Jul 1, 2008 06:47 GMT  ·  By
Image taken by LASCO revealing the position of the faint object detected on June 25
   Image taken by LASCO revealing the position of the faint object detected on June 25

The Solar and Heliospheric Observatory was first designed for a mission destined to study the Sun and its activity, which is what it still continues to do after nearly 13 years since it was launched into space by the European Space Agency. Who would have thought back then that SOHO would later become the biggest comet discoverer in all history? On June 25, SOHO set a new world record by discovering its 1,500th comet.

The discovery was in fact made by American amateur astronomer Rob Matson. The newly found celestial body is part of a bunch of comets, known as the Kreutz-group, which have orbits very close to the Sun and have been observed for hundreds of years in the history of mankind. The closest they've come to the Sun was at 0.01 Astronomical Units, meaning roughly 1,460,000 kilometers.

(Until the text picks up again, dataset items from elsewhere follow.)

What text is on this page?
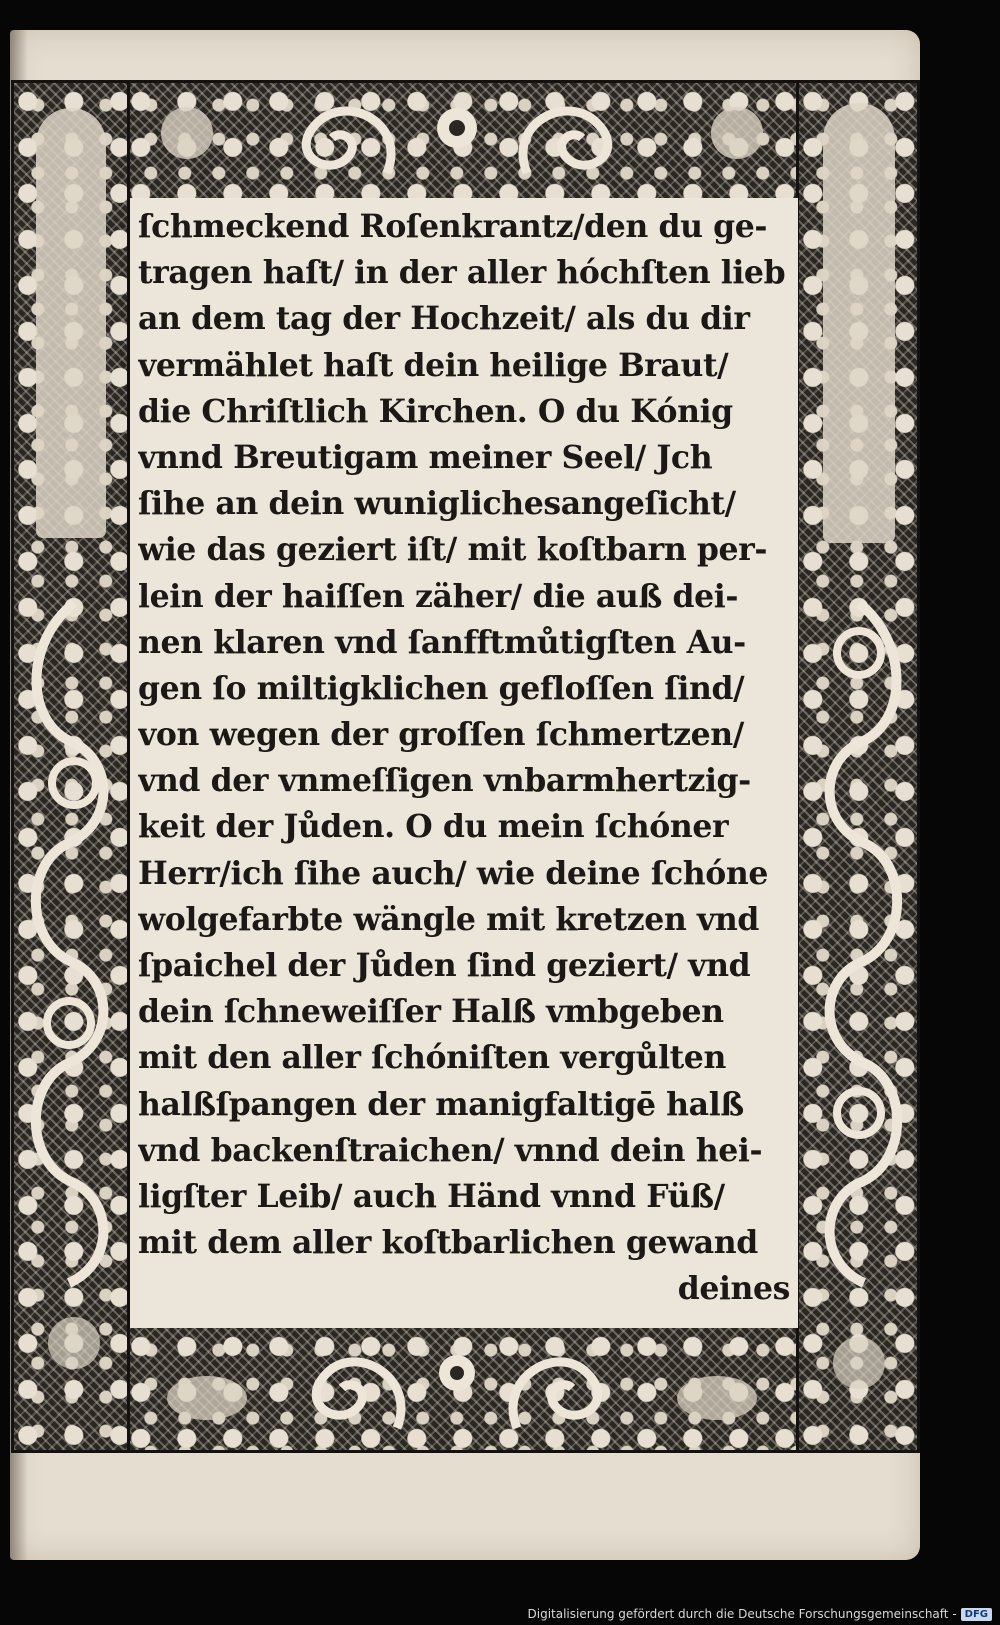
ſchmeckend Roſenkrantz/den du ge-
tragen haſt/ in der aller hóchſten lieb
an dem tag der Hochzeit/ als du dir
vermählet haſt dein heilige Braut/
die Chriſtlich Kirchen. O du Kónig
vnnd Breutigam meiner Seel/ Jch
ſihe an dein wuniglichesangeſicht/
wie das geziert iſt/ mit koſtbarn per-
lein der haiſſen zäher/ die auß dei-
nen klaren vnd ſanfftmůtigſten Au-
gen ſo miltigklichen gefloſſen ſind/
von wegen der groſſen ſchmertzen/
vnd der vnmeſſigen vnbarmhertzig-
keit der Jůden. O du mein ſchóner
Herr/ich ſihe auch/ wie deine ſchóne
wolgefarbte wängle mit kretzen vnd
ſpaichel der Jůden ſind geziert/ vnd
dein ſchneweiſſer Halß vmbgeben
mit den aller ſchóniſten vergůlten
halßſpangen der manigfaltigē halß
vnd backenſtraichen/ vnnd dein hei-
ligſter Leib/ auch Händ vnnd Füß/
mit dem aller koſtbarlichen gewand
deines
Digitalisierung gefördert durch die Deutsche Forschungsgemeinschaft - DFG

Because SOHO orbits on a trajectory always located between the Sun and the Earth, it is the most privileged when it comes to observing the space area in the immediate vicinity of the Sun, this being available for observers on Earth only during eclipses. The vast majority of bodies it discovers are mostly fragments of bigger comets that came apart during some past encounter with the powerful gravitational field of the Sun and were eventually destroyed by the solar radiation over the span of a couple of hundred years during repeated close approaches to the Sun.

SOHO can see these fragments as they are being evaporated with the help of the Large Angle and Spectrometric Coronograph, LASCO for shorts, one of the 12 instruments on board the spacecraft. The rest of the detective work must then be done by astronomers. Since data can become available in as little as 15 minutes from the time it was collected, basically anyone who is willing to do volunteer work can access it from every corner of the world.

Once a possible detection is made, it is announced to Karl Battams from the Naval Research Laboratory, who then makes all the final checks and afterwards reports back to the Minor Planet Center, where they catalogue the newly discovered object and calculate its orbit.

"This is allowing us to see how comets die. It's a unique data set and could not have been achieved in any other way," said Battams. This is because such comets evaporate at a faster rate than any other comets coming through the vicinity of the Sun.

"Catching the enormous total of comets has been an unplanned bonus," says Bernhard Fleck, ESA SOHO Project Scientist.